そうかと思えば両足がぎゅっと締まって、締まったかと思った瞬間。
「なっ………」
ぐんって引き上げられた。
そのまま吊り上げられた。足を。
吊り下げられた。俺が。
天地の逆転。逆さま。
「くっ………」
思わず出る声。
これはツラい。
頭に血がのぼっていく。
その間にもひゅんって音がして、身体に枝があたる。
逆さまになったおかげで、顔への直撃はなくなったが、その分パオンにあたりそうでヒヤッとする。

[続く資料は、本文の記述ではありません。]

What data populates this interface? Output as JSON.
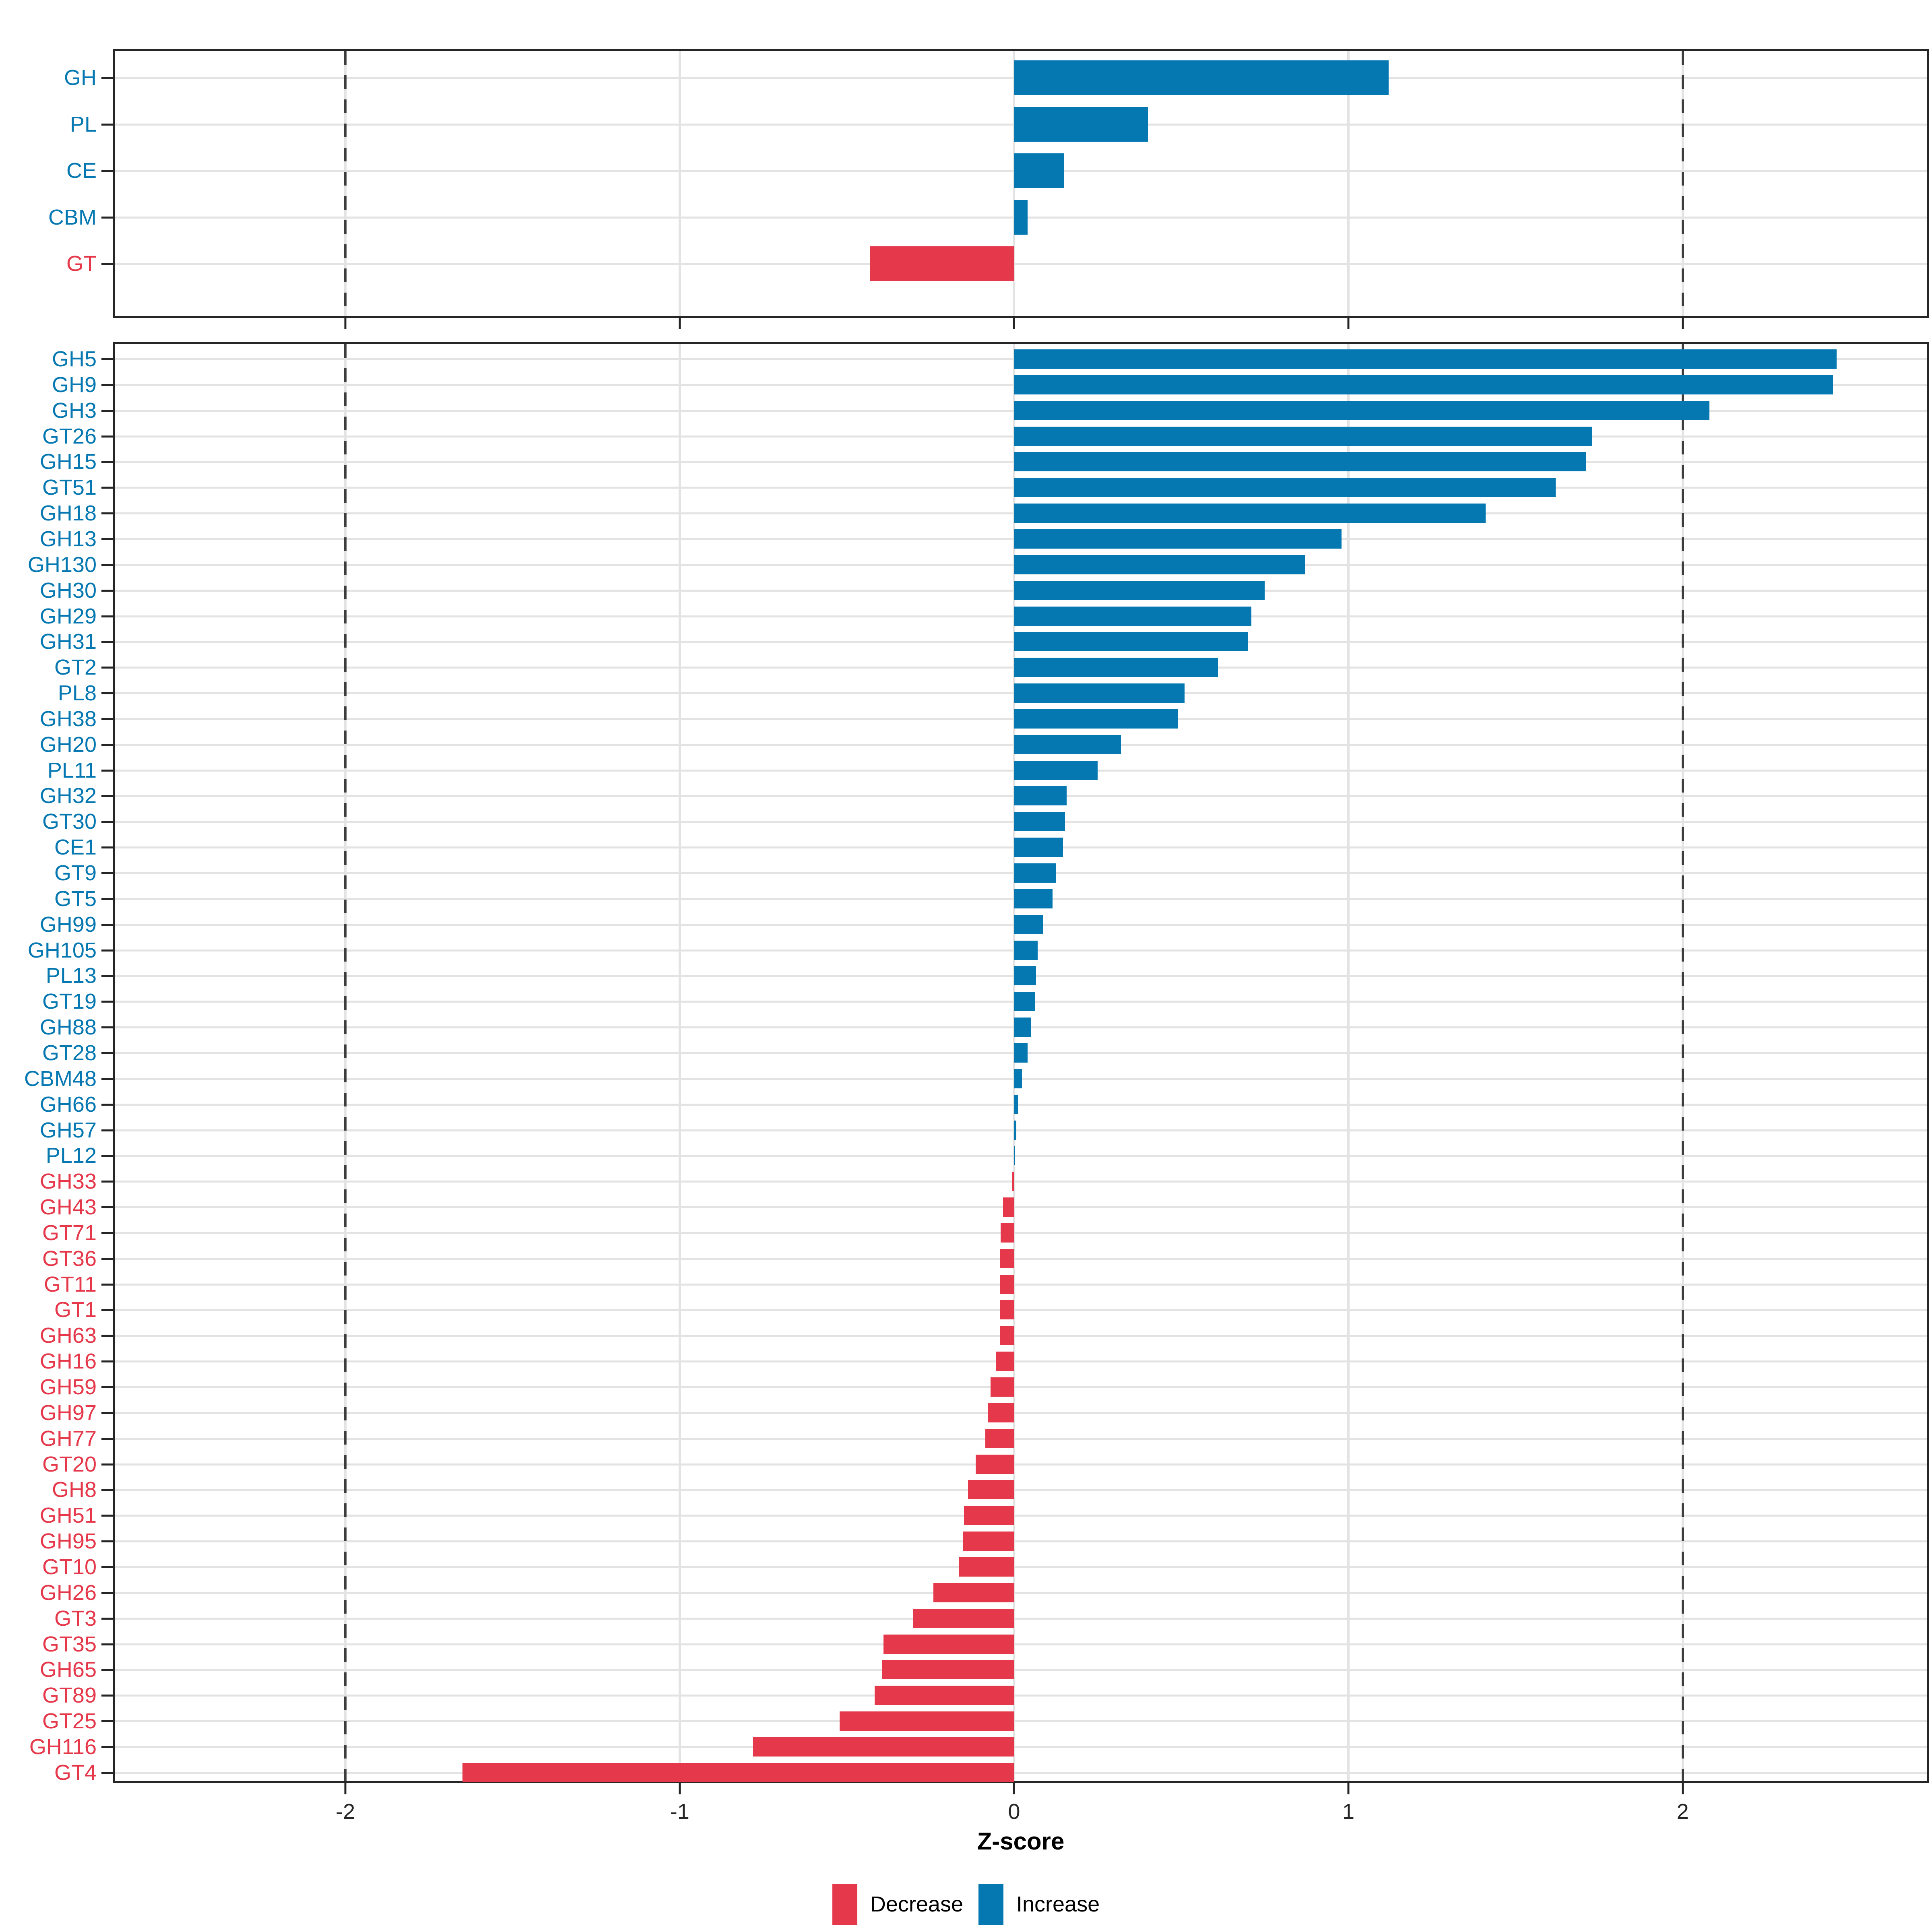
{
  "colors": {
    "increase": "#0578B2",
    "decrease": "#E5384A",
    "grid": "#e3e3e3",
    "dash_guide": "#3d3d3d",
    "axis": "#262626"
  },
  "axis": {
    "label": "Z-score",
    "xmin": -2.69,
    "xmax": 2.73,
    "ticks": [
      -2,
      -1,
      0,
      1,
      2
    ],
    "tick_labels": [
      "-2",
      "-1",
      "0",
      "1",
      "2"
    ],
    "dashed_guides": [
      -2,
      2
    ]
  },
  "legend": {
    "items": [
      {
        "label": "Decrease",
        "color_key": "decrease"
      },
      {
        "label": "Increase",
        "color_key": "increase"
      }
    ]
  },
  "chart_data": [
    {
      "type": "bar",
      "orientation": "horizontal",
      "panel": "top",
      "xlabel": "Z-score",
      "xlim": [
        -2.69,
        2.73
      ],
      "grid": true,
      "categories": [
        "GH",
        "PL",
        "CE",
        "CBM",
        "GT"
      ],
      "values": [
        1.12,
        0.4,
        0.15,
        0.04,
        -0.43
      ]
    },
    {
      "type": "bar",
      "orientation": "horizontal",
      "panel": "bottom",
      "xlabel": "Z-score",
      "xlim": [
        -2.69,
        2.73
      ],
      "grid": true,
      "categories": [
        "GH5",
        "GH9",
        "GH3",
        "GT26",
        "GH15",
        "GT51",
        "GH18",
        "GH13",
        "GH130",
        "GH30",
        "GH29",
        "GH31",
        "GT2",
        "PL8",
        "GH38",
        "GH20",
        "PL11",
        "GH32",
        "GT30",
        "CE1",
        "GT9",
        "GT5",
        "GH99",
        "GH105",
        "PL13",
        "GT19",
        "GH88",
        "GT28",
        "CBM48",
        "GH66",
        "GH57",
        "PL12",
        "GH33",
        "GH43",
        "GT71",
        "GT36",
        "GT11",
        "GT1",
        "GH63",
        "GH16",
        "GH59",
        "GH97",
        "GH77",
        "GT20",
        "GH8",
        "GH51",
        "GH95",
        "GT10",
        "GH26",
        "GT3",
        "GT35",
        "GH65",
        "GT89",
        "GT25",
        "GH116",
        "GT4"
      ],
      "values": [
        2.46,
        2.45,
        2.08,
        1.73,
        1.71,
        1.62,
        1.41,
        0.98,
        0.87,
        0.75,
        0.71,
        0.7,
        0.61,
        0.51,
        0.49,
        0.32,
        0.25,
        0.157,
        0.152,
        0.146,
        0.125,
        0.115,
        0.088,
        0.07,
        0.066,
        0.063,
        0.05,
        0.04,
        0.024,
        0.012,
        0.007,
        0.003,
        -0.005,
        -0.033,
        -0.04,
        -0.041,
        -0.041,
        -0.042,
        -0.043,
        -0.053,
        -0.07,
        -0.078,
        -0.086,
        -0.115,
        -0.138,
        -0.15,
        -0.152,
        -0.164,
        -0.241,
        -0.303,
        -0.39,
        -0.395,
        -0.417,
        -0.522,
        -0.78,
        -1.65
      ]
    }
  ]
}
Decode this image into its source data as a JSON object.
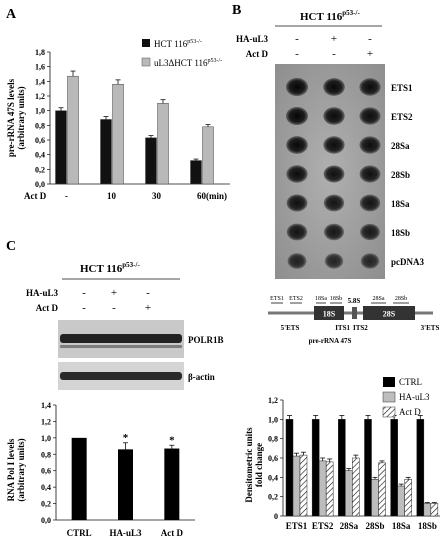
{
  "panels": {
    "a": "A",
    "b": "B",
    "c": "C"
  },
  "colors": {
    "cell_line": "#111111",
    "ko_line": "#b9b9b9",
    "ctrl": "#000000",
    "ha": "#bdbdbd",
    "actd": "#ffffff",
    "blot_bg": "#a6a6a6",
    "dot": "#141414"
  },
  "blot_b": {
    "header": "HCT 116",
    "header_sup": "p53-/-",
    "row_labels": [
      "HA-uL3",
      "Act D"
    ],
    "signs": [
      [
        "-",
        "+",
        "-"
      ],
      [
        "-",
        "-",
        "+"
      ]
    ],
    "probes": [
      "ETS1",
      "ETS2",
      "28Sa",
      "28Sb",
      "18Sa",
      "18Sb",
      "pcDNA3"
    ],
    "dot_intensity": [
      [
        1.0,
        0.95,
        0.9
      ],
      [
        1.0,
        0.92,
        0.88
      ],
      [
        0.95,
        0.9,
        0.88
      ],
      [
        0.9,
        0.85,
        0.85
      ],
      [
        0.85,
        0.8,
        0.8
      ],
      [
        0.8,
        0.75,
        0.72
      ],
      [
        0.6,
        0.55,
        0.55
      ]
    ]
  },
  "schematic": {
    "ets_left": "5'ETS",
    "ets_right": "3'ETS",
    "its1": "ITS1",
    "its2": "ITS2",
    "s18": "18S",
    "s58": "5.8S",
    "s28": "28S",
    "caption": "pre-rRNA 47S",
    "probe_labels": [
      "ETS1",
      "ETS2",
      "18Sa",
      "18Sb",
      "28Sa",
      "28Sb"
    ]
  },
  "blot_c": {
    "header": "HCT 116",
    "header_sup": "p53-/-",
    "row_labels": [
      "HA-uL3",
      "Act D"
    ],
    "signs": [
      [
        "-",
        "+",
        "-"
      ],
      [
        "-",
        "-",
        "+"
      ]
    ],
    "bands": [
      "POLR1B",
      "β-actin"
    ]
  },
  "chart_data": [
    {
      "type": "bar",
      "panel": "A",
      "categories": [
        "-",
        "10",
        "30",
        "60"
      ],
      "x_prefix": "Act D",
      "x_unit": "(min)",
      "ylabel": "pre-rRNA 47S levels",
      "ylabel2": "(arbitrary units)",
      "ylim": [
        0,
        1.8
      ],
      "ytick_step": 0.2,
      "yticks": [
        "0,0",
        "0,2",
        "0,4",
        "0,6",
        "0,8",
        "1,0",
        "1,2",
        "1,4",
        "1,6",
        "1,8"
      ],
      "legend_placement": "top-right",
      "series": [
        {
          "name": "HCT 116",
          "sup": "p53-/-",
          "values": [
            1.0,
            0.88,
            0.63,
            0.32
          ],
          "errors": [
            0.04,
            0.04,
            0.03,
            0.02
          ]
        },
        {
          "name": "uL3ΔHCT 116",
          "sup": "p53-/-",
          "values": [
            1.47,
            1.36,
            1.1,
            0.78
          ],
          "errors": [
            0.07,
            0.06,
            0.05,
            0.03
          ]
        }
      ]
    },
    {
      "type": "bar",
      "panel": "C",
      "categories": [
        "CTRL",
        "HA-uL3",
        "Act D"
      ],
      "ylabel": "RNA Pol I levels",
      "ylabel2": "(arbitrary units)",
      "ylim": [
        0,
        1.4
      ],
      "ytick_step": 0.2,
      "yticks": [
        "0,0",
        "0,2",
        "0,4",
        "0,6",
        "0,8",
        "1,0",
        "1,2",
        "1,4"
      ],
      "values": [
        1.0,
        0.86,
        0.87
      ],
      "errors": [
        0.0,
        0.08,
        0.04
      ],
      "annotations": [
        "",
        "*",
        "*"
      ]
    },
    {
      "type": "bar",
      "panel": "C-right",
      "categories": [
        "ETS1",
        "ETS2",
        "28Sa",
        "28Sb",
        "18Sa",
        "18Sb"
      ],
      "ylabel": "Densitometric units",
      "ylabel2": "fold change",
      "ylim": [
        0,
        1.2
      ],
      "ytick_step": 0.2,
      "yticks": [
        "0",
        "0,2",
        "0,4",
        "0,6",
        "0,8",
        "1,0",
        "1,2"
      ],
      "legend_placement": "top-right",
      "series": [
        {
          "name": "CTRL",
          "values": [
            1.0,
            1.0,
            1.0,
            1.0,
            1.0,
            1.0
          ],
          "errors": [
            0.04,
            0.04,
            0.04,
            0.04,
            0.04,
            0.04
          ]
        },
        {
          "name": "HA-uL3",
          "values": [
            0.62,
            0.57,
            0.47,
            0.38,
            0.31,
            0.13
          ],
          "errors": [
            0.03,
            0.03,
            0.02,
            0.02,
            0.02,
            0.01
          ]
        },
        {
          "name": "Act D",
          "values": [
            0.63,
            0.56,
            0.6,
            0.55,
            0.38,
            0.13
          ],
          "errors": [
            0.03,
            0.03,
            0.03,
            0.02,
            0.02,
            0.01
          ]
        }
      ]
    }
  ]
}
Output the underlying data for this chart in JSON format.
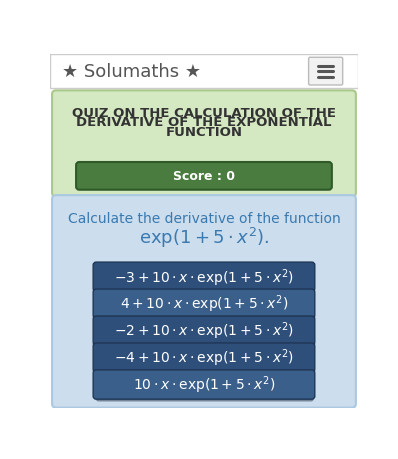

万が一パオンに枝の一撃が入ったら、再起不能になりそうで恐ろしい。
それだけは勘弁してくれ。
俺のパオンは雅紀と致すことを夢見ているのだ。再起不能になんかなったら。
雅紀。
また目をぎゅっと閉じる。声には出さず名前を呼ぶ。
こわい。まじでこわい。まじでシにそう。コロされそう。
いやでも、雅紀は来る。きっと来る。絶対来る。
来て、これを、この状況を見て、雅紀は。
雅紀は、俺を選んでくれる。
オレンジくんより。
それを俺は、喜んでいいのか。悲しんだらいいのか。
ギリッ………
「………っ‼︎」
首。
首が、絞まった。首をぎゅっと絞められた。
今までで一番強い力で。
息。
息、が。
来ない。酸素が来ない。まったく。
しかも狙ったかのように葉っぱが、棘棘しい葉っぱが俺の鼻と酸素を求めてぱくぱくしていた口を塞いだ。
「んんっ………‼︎んんんんんっ………‼︎」
やばい。
完全に夢の再現。これは、本当に。
息。
吸えない。苦しい。酸素。
ギリギリギリギリ………
ギリギリギリギリ………
さら絞まる。絞められる。首。
枝が肌に食い込む。
まるで『ここだ』って、分かったみたいに。一気に。
こんなコントロールならまだ大丈夫かも?なんて甘く見たさっきの俺を、俺は殴ってやりたかった。そう思っていた俺がバカだった。
希望が消えた。一瞬で。絶望。目の前に広がる死。
雅紀。
雅紀雅紀雅紀雅紀。
シぬ。
コロされる。
これは現実。まじだ。
雅紀の大事なオレンジくんに、俺は。
「しょーちゃん‼︎」
そこに聞こえた気がした、雅紀の声。
苦しい。
雅紀の姿が見たくて、必死にうっすら開けた目に飛び込んで来たのは、多分、雅紀。ぼやけている。はっきり見えない。何で。見たいのに。雅紀。
雅紀。
ごめん。
俺。
ミシッ………
朦朧とする意識の中で、何かが軋む音が聞こえた気がした。
そして。
「しょーちゃん‼︎しょーちゃん‼︎しょーちゃん‼︎しょーちゃんを離せ‼︎離して‼︎しょーちゃんがシんじゃう‼︎」
雅紀の悲鳴のような声。
ガツッガツッって何かを殴るような、叩くような音。
雅紀。
雅紀雅紀雅紀雅紀雅紀。
痛いのか苦しいのかももう分からない中、雅紀の悲鳴みたいな声と一緒に最後、俺が聞いたのは。
ぼきぃっ………
今まで聞いたこともないような、太い何かが折れる音だった。